In a recent blog post I used something like this (for use in a call to optim()
):
obj_fun_expr <- expression((x^4 + 4 * x^2 * y^2 - 12 * x^2 * a + 144 * x^2 -
48 * x * y * a + 144 * x * y - 4320 * x + 36 * y^2 - 2160 *
y + 180 * a^2 + 32400)/16)
f_expr <- function(par) {
x <- par[1]
y <- par[2]
a <- par[3]
val <- eval(obj_fun_expr, list(x = x, y = y, a = a))
return(val)
}
I have been wondering what the cost of eval(expr, ...)
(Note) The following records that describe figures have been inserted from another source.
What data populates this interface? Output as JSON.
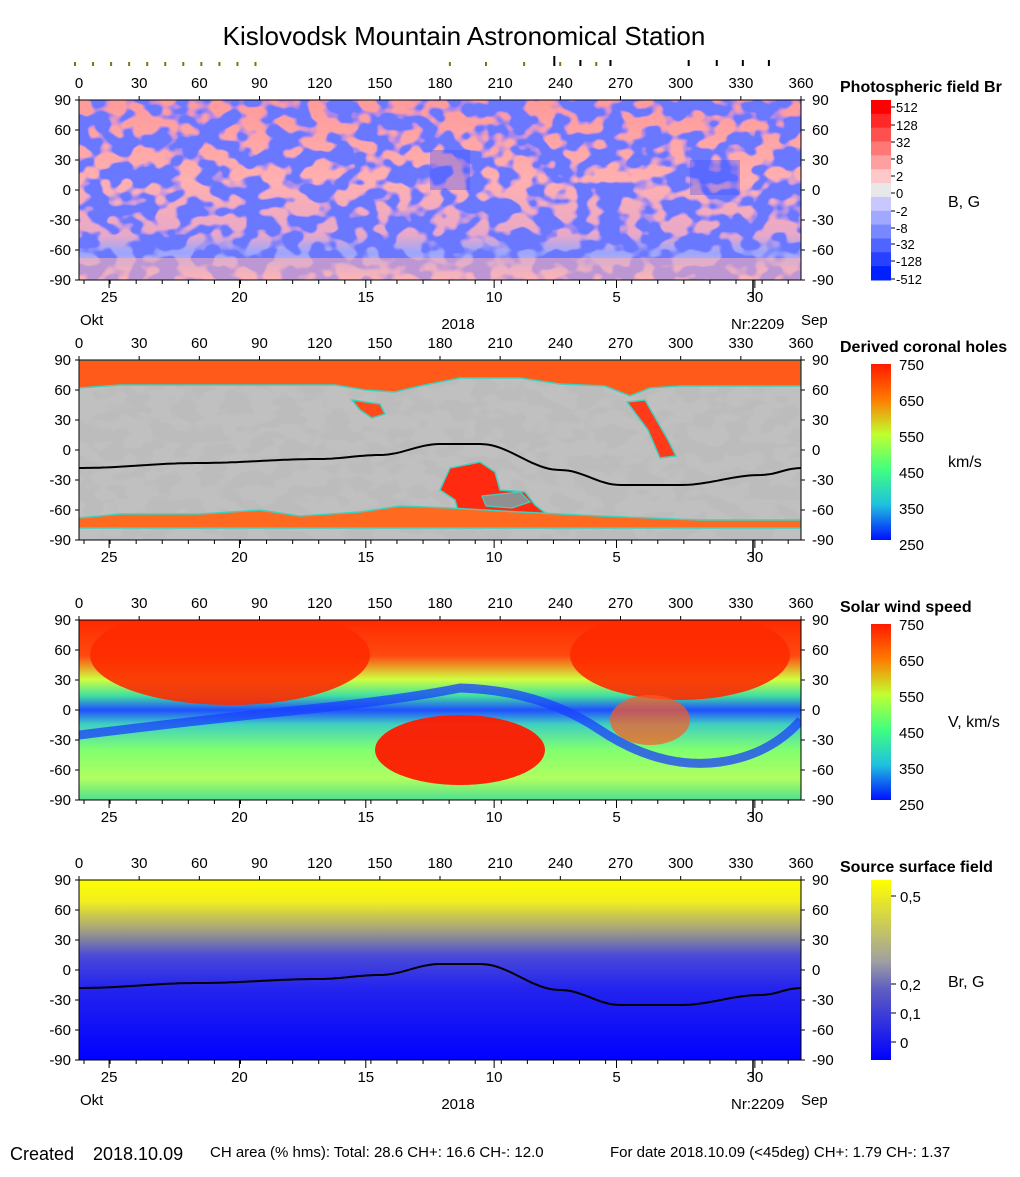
{
  "title": "Kislovodsk Mountain Astronomical Station",
  "colors": {
    "field_neg_strong": "#0a1aff",
    "field_neg": "#7f8fff",
    "field_zero": "#e6e6e6",
    "field_pos": "#ff9090",
    "field_pos_strong": "#ff1a1a",
    "ch_gray_light": "#c0c0c0",
    "ch_gray_dark": "#808080",
    "speed_fast": "#ff2000",
    "speed_mid": "#60ff80",
    "speed_slow": "#1030ff",
    "ss_high": "#ffff00",
    "ss_low": "#0000ff"
  },
  "chart_data": [
    {
      "type": "heatmap",
      "title": "Photospheric field Br",
      "unit": "B, G",
      "x_ticks": [
        "0",
        "30",
        "60",
        "90",
        "120",
        "150",
        "180",
        "210",
        "240",
        "270",
        "300",
        "330",
        "360"
      ],
      "y_ticks": [
        "90",
        "60",
        "30",
        "0",
        "-30",
        "-60",
        "-90"
      ],
      "date_ticks": [
        "25",
        "20",
        "15",
        "10",
        "5",
        "30"
      ],
      "month_left": "Okt",
      "month_right": "Sep",
      "year": "2018",
      "rotation": "Nr:2209",
      "colorbar_labels": [
        "512",
        "128",
        "32",
        "8",
        "2",
        "0",
        "-2",
        "-8",
        "-32",
        "-128",
        "-512"
      ],
      "xlim": [
        0,
        360
      ],
      "ylim": [
        -90,
        90
      ]
    },
    {
      "type": "heatmap",
      "title": "Derived coronal holes",
      "unit": "km/s",
      "x_ticks": [
        "0",
        "30",
        "60",
        "90",
        "120",
        "150",
        "180",
        "210",
        "240",
        "270",
        "300",
        "330",
        "360"
      ],
      "y_ticks": [
        "90",
        "60",
        "30",
        "0",
        "-30",
        "-60",
        "-90"
      ],
      "date_ticks": [
        "25",
        "20",
        "15",
        "10",
        "5",
        "30"
      ],
      "colorbar_labels": [
        "750",
        "650",
        "550",
        "450",
        "350",
        "250"
      ],
      "neutral_line": {
        "x": [
          0,
          60,
          120,
          150,
          180,
          200,
          240,
          270,
          300,
          340,
          360
        ],
        "y": [
          -18,
          -13,
          -9,
          -5,
          6,
          6,
          -20,
          -35,
          -35,
          -25,
          -18
        ]
      },
      "xlim": [
        0,
        360
      ],
      "ylim": [
        -90,
        90
      ]
    },
    {
      "type": "heatmap",
      "title": "Solar wind speed",
      "unit": "V, km/s",
      "x_ticks": [
        "0",
        "30",
        "60",
        "90",
        "120",
        "150",
        "180",
        "210",
        "240",
        "270",
        "300",
        "330",
        "360"
      ],
      "y_ticks": [
        "90",
        "60",
        "30",
        "0",
        "-30",
        "-60",
        "-90"
      ],
      "date_ticks": [
        "25",
        "20",
        "15",
        "10",
        "5",
        "30"
      ],
      "colorbar_labels": [
        "750",
        "650",
        "550",
        "450",
        "350",
        "250"
      ],
      "xlim": [
        0,
        360
      ],
      "ylim": [
        -90,
        90
      ]
    },
    {
      "type": "heatmap",
      "title": "Source surface field",
      "unit": "Br, G",
      "x_ticks": [
        "0",
        "30",
        "60",
        "90",
        "120",
        "150",
        "180",
        "210",
        "240",
        "270",
        "300",
        "330",
        "360"
      ],
      "y_ticks": [
        "90",
        "60",
        "30",
        "0",
        "-30",
        "-60",
        "-90"
      ],
      "date_ticks": [
        "25",
        "20",
        "15",
        "10",
        "5",
        "30"
      ],
      "month_left": "Okt",
      "month_right": "Sep",
      "year": "2018",
      "rotation": "Nr:2209",
      "colorbar_labels": [
        "0,5",
        "0,2",
        "0,1",
        "0"
      ],
      "neutral_line": {
        "x": [
          0,
          60,
          120,
          150,
          180,
          200,
          240,
          270,
          300,
          340,
          360
        ],
        "y": [
          -18,
          -13,
          -9,
          -5,
          6,
          6,
          -20,
          -35,
          -35,
          -25,
          -18
        ]
      },
      "xlim": [
        0,
        360
      ],
      "ylim": [
        -90,
        90
      ]
    }
  ],
  "footer": {
    "created_label": "Created",
    "created_date": "2018.10.09",
    "ch_area": "CH area (% hms): Total: 28.6 CH+: 16.6   CH-: 12.0",
    "for_date": "For date 2018.10.09 (<45deg) CH+: 1.79    CH-: 1.37"
  }
}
is instead of having something like this:
f_lang <- function(par) {
x <- par[1]
y <- par[2]
a <- par[3]
val <- (x^4 + 4 * x^2 * y^2 - 12 * x^2 * a + 144 * x^2 -
48 * x * y * a + 144 * x * y - 4320 * x + 36 * y^2 - 2160 *
y + 180 * a^2 + 32400)/16
return(val)
}
Another option is to fill out the function body using the expression:
f_lang_expr <- function(par) {
}
f_lines <- parse(text = c(
"x <- par[1]",
"y <- par[2]",
"a <- par[3]",
paste0("val <- ", obj_fun_expr),
"return(val)"))
body(f_lang_expr) <- as.call(c(as.name("{"), f_lines))
f_lang_expr
## function (par)
## {
## x <- par[1]
## y <- par[2]
## a <- par[3]
## val <- (x^4 + 4 * x^2 * y^2 - 12 * x^2 * a + 144 * x^2 -
## 48 * x * y * a + 144 * x * y - 4320 * x + 36 * y^2 -
## 2160 * y + 180 * a^2 + 32400)/16
## return(val)
## }
Typically you would evaluate it multiple times (e.g. 1,000), e.g. for plotting or for optimising it.
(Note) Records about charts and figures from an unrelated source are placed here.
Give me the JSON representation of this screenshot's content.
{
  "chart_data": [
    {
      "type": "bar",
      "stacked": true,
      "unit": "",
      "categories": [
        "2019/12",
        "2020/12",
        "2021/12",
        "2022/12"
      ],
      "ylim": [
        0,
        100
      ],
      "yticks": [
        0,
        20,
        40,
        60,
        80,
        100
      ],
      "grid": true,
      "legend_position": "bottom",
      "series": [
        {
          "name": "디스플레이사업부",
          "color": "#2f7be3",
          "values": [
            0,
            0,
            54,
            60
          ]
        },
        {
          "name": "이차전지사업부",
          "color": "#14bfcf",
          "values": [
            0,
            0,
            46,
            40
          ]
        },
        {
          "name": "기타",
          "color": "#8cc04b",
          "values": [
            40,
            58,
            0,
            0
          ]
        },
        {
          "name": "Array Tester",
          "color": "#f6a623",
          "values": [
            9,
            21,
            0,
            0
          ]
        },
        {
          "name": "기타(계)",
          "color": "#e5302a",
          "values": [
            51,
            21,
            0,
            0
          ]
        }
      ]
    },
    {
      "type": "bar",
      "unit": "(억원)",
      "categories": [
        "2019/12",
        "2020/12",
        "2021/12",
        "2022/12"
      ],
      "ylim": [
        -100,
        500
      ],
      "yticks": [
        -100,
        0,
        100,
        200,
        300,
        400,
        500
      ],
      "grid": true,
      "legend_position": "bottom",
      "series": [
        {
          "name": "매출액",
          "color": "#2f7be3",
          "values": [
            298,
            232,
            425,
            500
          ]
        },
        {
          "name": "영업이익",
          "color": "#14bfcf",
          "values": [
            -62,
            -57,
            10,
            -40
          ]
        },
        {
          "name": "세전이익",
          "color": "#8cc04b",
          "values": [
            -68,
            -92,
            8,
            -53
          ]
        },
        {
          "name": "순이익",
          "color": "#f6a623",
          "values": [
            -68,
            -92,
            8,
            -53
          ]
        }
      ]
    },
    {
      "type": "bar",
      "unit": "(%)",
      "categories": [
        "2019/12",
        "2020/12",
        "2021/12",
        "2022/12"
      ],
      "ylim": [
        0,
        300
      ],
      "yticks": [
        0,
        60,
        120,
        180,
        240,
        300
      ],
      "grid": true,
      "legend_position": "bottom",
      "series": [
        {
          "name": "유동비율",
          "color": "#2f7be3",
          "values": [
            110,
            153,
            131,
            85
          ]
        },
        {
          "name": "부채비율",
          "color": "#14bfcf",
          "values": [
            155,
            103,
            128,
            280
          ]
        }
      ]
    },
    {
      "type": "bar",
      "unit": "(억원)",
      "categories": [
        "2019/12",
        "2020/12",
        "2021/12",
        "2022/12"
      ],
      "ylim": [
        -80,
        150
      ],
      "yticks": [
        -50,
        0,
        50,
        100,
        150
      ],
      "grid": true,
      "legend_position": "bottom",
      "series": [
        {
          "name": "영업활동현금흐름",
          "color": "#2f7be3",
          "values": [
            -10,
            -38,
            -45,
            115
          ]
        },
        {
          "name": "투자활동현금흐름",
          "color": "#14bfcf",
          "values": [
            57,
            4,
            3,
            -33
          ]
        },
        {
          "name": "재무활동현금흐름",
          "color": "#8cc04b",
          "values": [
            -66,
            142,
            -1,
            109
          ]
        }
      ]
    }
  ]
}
So what is the difference between them?
First we ensure that the give the same answers:
xs <- seq(1, 100, length.out = 1000)
res_f_expr <- lapply(xs, function(x) f_lang(c(x, 1, 1)))
res_f_lang <- lapply(xs, function(x) f_lang(c(x, 1, 1)))
res_f_lang_expr <- lapply(xs, function(x) f_lang(c(x, 1, 1)))
all.equal(res_f_expr, res_f_lang)
## [1] TRUE
all.equal(res_f_expr, res_f_lang_expr)
## [1] TRUE
Now, we can calculate the difference in run times:
library(microbenchmark)
m <- microbenchmark(
f_expr = lapply(xs, function(x) f_lang(c(x, 1, 1))),
f_lang = lapply(xs, function(x) f_lang(c(x, 1, 1))),
f_lang_expr = lapply(xs, function(x) f_lang(c(x, 1, 1))),
times = 10
)
print(m, unit = "s") # seconds
## Unit: seconds
## expr min lq mean median uq
## f_expr 0.001826758 0.001929865 0.002141647 0.001966037 0.002257127
## f_lang 0.001795386 0.001847062 0.002253064 0.001899274 0.002141826
## f_lang_expr 0.001799808 0.001874676 0.002043506 0.001894780 0.001937986
## max neval cld
## 0.003082509 10 a
## 0.004323419 10 a
## 0.003174221 10 a
On my computer there is not really any difference. Normally, I would expect a small difference, but as seen it is not really something to worry about (at least not to begin with). Remember: “[…]premature optimization is the root of all evil[…]”.